ABC do CDC

Dia das crianças: momento para reflexão

Dia das crianças: momento para reflexão.

14/10/2021

Nesta semana, comemorou-se, mais uma vez, o dia das crianças. Com a trégua da pandemia, os pais voltaram às compras ou adquiriram presentes pela web mesmo. Eu, mais uma vez, vou aproveitar a data para propor uma reflexão sobre o tema.                          

Nós, adultos,  em matéria de consumo, estamos praticamente perdidos nesta sociedade capitalista que tudo produz e que tudo vende, amparada, sustentada e auxiliada pelo marketing moderno com suas técnicas de ilusão e controle.  Para o adulto, o horizonte possível de liberdade desse enredo assustador que nos obriga a consumir, consumir e consumir é o da tomada de consciência do processo histórico, que se instituiu a partir das chamadas revoluções burguesa e industrial e que vem sendo vendida como um projeto de liberdade.  Falsa liberdade, na medida em que quase todo seu exercício se resume a adquirir produtos e serviços cuja escolha é limitada àquilo que é decidido unilateralmente pelos fornecedores.

Vamos, pois, alguns de nós adultos, lutando contra o poder opressivo do mercado e outros nem se dando conta desse aprisionamento.

Muito bem. Pergunto: é esse o futuro que desejamos para nossas crianças? É esse tipo de sociedade que queremos manter para que elas vivam quando crescerem? Uma sociedade em que os indivíduos se medem pelo que possuem, pelo poder de compra, pelo que podem ter e não por aquilo que são?

Claro que nem toda culpa é do mercado, mas com certeza o modelo que faz com que o indivíduo se aliene nas compras e acredite nas promessas da publicidade, o atordoa de tal modo que ele, jogado à própria individualidade, não sabe como agir.

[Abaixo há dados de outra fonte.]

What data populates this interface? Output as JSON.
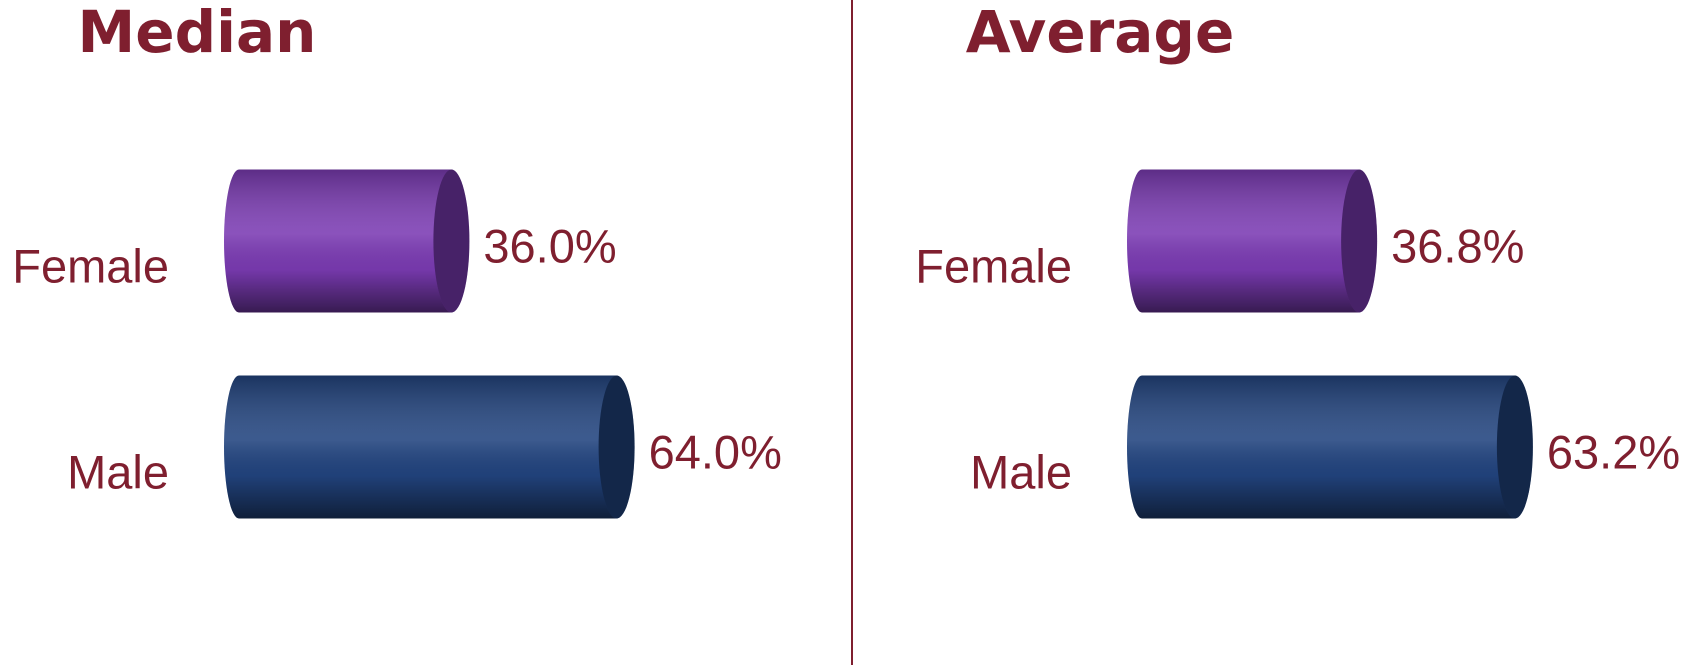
{
  "chart_data": [
    {
      "type": "bar",
      "title": "Median",
      "categories": [
        "Female",
        "Male"
      ],
      "values": [
        36.0,
        64.0
      ],
      "value_labels": [
        "36.0%",
        "64.0%"
      ],
      "colors": [
        "#7b3bb3",
        "#22447f"
      ]
    },
    {
      "type": "bar",
      "title": "Average",
      "categories": [
        "Female",
        "Male"
      ],
      "values": [
        36.8,
        63.2
      ],
      "value_labels": [
        "36.8%",
        "63.2%"
      ],
      "colors": [
        "#7b3bb3",
        "#22447f"
      ]
    }
  ]
}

E as crianças, como estão posicionadas nesta sociedade capitalista? Como é que elas recebem o espetacular assédio do marketing e suas armas?

Certamente, com mais influência que em relação aos adultos. Mas, claro, há muitos pais absorvidos por todas as formas de consumo e que, inclusive, utilizam-se do próprio mercado para controlar seus filhos, o que é uma pena. Não que seja fácil. Ainda que, por exemplo, os pais tenham o costume de limitar a exposição de seus filhos à tevê, basta um pouco de tempo para a percepção do ataque (uma verdadeira guerra de anúncios invade a sala ou o quarto em poucos minutos!). E, mesmo que o filho ou a filha tenham seu tempo limitado de uso do smartphone ou da internet, são suficientes também apenas alguns minutos para a explosão de ofertas.

E, se não bastasse isso, há toda a sedução do merchandising feito em programas de tevê, filmes de cinema, vídeo e até teatro infantil nacional ou importado, o apelo dos colegas de escola, dos parentes, das lojas nos shopping-centers, pois, afinal vive-se na cidade entre as demais pessoas, o contato é inevitável e não há mesmo nada de errado em frequentar shoppings, cinemas, teatros, viajar, assistir tevê etc. Não é mesmo fácil. Mas, é lição de casa que precisa ser feita.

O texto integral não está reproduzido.